This past week was a really hard one for our family. On Wednesday, all four kids, Philip, and I gathered at our Vet’s office to love on and say goodbye to Mollie, our blonde lab. It was gut wrenching because she was one of us, a full-fledged member of the family. Truth is, we never got around to telling her she was a dog. Maybe that is because we never really saw her as anything but a member of the family. I’m very sure some of you know exactly what I’m talking about.
After we brought her home and buried her, we began to try to adjust to the emptiness that was so prevalent in our house. It wasn’t going very well. Hunter, our black lab, knew something was wrong. She kept looking for Mollie, but as time passed, she began to mope and stop eating. I cried – a lot. Two children went back to college. The house became emptier. The other two children struggled along with me.
One afternoon, Dalton finally blurted out what we were all feeling, “Why did God take her? I just don’t understand what purpose this is going to serve.” Those words cut through my heart.
Those kinds of questions are tough ones to answer, especially when we are hurting, too. I shared with him what I had been clinging to all day long: “God I don’t understand. I don’t know what You are doing, but I do know who You are.”
As we sat there, God began to gently show us how involved He had been in the whole unfolding of events and how He had intervened along the way to cushion the blow. For example, the week before Christmas Mollie suddenly quit eating, drinking, and then could barely move. The veterinarian believed that there was some type of spinal injury. We were presented with the terrible choice of spending thousands of dollars with a specialist and putting her to sleep. I knew that we were not in a position financially to spend that kind of money, but at the same time, I could not make the other choice either.
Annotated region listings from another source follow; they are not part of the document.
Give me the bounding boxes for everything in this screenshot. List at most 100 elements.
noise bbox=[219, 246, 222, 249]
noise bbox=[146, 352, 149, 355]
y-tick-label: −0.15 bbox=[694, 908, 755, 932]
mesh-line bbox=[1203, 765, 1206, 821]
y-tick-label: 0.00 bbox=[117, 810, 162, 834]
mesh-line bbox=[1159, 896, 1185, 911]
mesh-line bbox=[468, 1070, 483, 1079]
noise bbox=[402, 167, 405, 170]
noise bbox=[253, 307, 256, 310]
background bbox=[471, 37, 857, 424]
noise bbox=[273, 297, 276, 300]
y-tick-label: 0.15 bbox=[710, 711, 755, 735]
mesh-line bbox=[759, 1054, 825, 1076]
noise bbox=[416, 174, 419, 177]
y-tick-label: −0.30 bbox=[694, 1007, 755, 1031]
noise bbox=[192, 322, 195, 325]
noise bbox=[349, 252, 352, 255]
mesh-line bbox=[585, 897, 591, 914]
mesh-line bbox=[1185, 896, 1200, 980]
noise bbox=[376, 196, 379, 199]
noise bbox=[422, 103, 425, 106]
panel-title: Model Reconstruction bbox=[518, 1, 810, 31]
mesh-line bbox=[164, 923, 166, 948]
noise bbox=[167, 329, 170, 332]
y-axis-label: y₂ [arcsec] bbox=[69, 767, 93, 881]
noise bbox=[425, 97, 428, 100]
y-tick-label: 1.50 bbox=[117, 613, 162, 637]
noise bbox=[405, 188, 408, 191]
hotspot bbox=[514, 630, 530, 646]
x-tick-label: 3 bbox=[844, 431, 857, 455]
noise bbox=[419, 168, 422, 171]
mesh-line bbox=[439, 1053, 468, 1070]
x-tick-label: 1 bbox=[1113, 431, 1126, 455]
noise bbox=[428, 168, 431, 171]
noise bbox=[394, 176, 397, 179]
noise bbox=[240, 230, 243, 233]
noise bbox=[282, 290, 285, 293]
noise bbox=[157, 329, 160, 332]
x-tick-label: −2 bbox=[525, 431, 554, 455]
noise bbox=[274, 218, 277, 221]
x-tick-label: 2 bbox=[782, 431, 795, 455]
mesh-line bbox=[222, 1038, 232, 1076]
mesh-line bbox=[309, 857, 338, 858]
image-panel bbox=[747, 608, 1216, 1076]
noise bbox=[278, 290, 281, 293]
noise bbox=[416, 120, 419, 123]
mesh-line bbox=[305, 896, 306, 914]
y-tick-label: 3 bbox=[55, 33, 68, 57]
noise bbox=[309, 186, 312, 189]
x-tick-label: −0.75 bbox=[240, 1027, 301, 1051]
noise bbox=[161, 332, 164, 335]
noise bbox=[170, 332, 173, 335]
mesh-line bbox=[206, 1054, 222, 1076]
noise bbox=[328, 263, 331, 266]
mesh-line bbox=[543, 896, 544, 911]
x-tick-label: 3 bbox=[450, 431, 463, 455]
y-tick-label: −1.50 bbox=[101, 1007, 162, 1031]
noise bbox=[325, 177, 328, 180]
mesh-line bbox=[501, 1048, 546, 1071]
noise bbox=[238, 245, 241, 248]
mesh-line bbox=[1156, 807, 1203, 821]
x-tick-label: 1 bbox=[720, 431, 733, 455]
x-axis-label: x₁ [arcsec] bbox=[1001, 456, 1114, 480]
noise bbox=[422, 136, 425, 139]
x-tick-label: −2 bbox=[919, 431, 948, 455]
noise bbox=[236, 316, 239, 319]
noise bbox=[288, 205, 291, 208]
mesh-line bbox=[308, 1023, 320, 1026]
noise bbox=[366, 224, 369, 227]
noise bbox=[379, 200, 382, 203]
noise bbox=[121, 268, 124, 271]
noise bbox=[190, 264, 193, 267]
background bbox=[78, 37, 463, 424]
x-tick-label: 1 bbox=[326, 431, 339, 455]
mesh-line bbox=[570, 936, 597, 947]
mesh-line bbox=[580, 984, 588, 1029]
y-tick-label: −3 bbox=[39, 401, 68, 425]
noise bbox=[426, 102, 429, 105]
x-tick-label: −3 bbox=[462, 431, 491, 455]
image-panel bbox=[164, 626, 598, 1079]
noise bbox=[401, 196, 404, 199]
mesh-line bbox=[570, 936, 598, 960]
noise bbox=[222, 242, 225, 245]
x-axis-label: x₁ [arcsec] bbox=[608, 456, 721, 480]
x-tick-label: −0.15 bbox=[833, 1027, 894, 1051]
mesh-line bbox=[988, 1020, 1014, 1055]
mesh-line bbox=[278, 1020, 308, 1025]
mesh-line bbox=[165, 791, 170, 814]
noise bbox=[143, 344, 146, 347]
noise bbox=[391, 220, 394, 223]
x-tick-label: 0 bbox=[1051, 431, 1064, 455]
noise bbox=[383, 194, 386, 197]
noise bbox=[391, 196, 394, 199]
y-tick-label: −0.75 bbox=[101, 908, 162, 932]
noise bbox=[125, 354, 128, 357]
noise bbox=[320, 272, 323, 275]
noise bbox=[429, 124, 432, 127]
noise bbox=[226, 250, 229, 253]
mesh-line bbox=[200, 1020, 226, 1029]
We left her at the vet’s office in order to start her on a heavy dose of steroids to see how she would respond. I started praying, “God, please don’t make me choose.”
Mollie made a miraculous recovery and seemed to be on the road to complete healing. We made it through Christmas and New Years. Unfortunately, the next Sunday all the symptoms came back. She was started back on the steroids, and we were once again told what our options would be. Again, I begged God not to make me choose. When we got her home, she had several seizures. The last one left her unresponsive. I slept on the floor beside her that night, crying and asking for a miracle but realizing that God had already answered my first prayer. I would not have to choose between finances and helping my beloved Mollie.
In the end, God said “no” to one prayer but “yes” to another. He demonstrated His love toward me by removing a choice that would have ripped my heart out. As Dalton and I sat there, God gently reminded us of one more thing that He had done out of His great love for us – He allowed her to be with us for one more Christmas. He spared us from having to endure the pain of losing her on Christmas. We had never even thought to ask for that.
There are no coincidences in my life. I know beyond the shadow of any doubt that everything that happens in my life is under the watchful eye of my Father, and I am convinced that nothing touches my life without His permission. Both Dalton and I now recognize that when the hurtful experiences come, we need to stop and look for God’s love and His grace. It’s there. It is always there. We just need to look…just like we look for parking spaces!
One final thought. God even used Winnie the Pooh and Christopher Robin to remind Dalton and me of one more of His blessings. I just need to change one word because I don’t see myself as lucky…”How blessed am I to have had something that makes saying goodbye so hard.”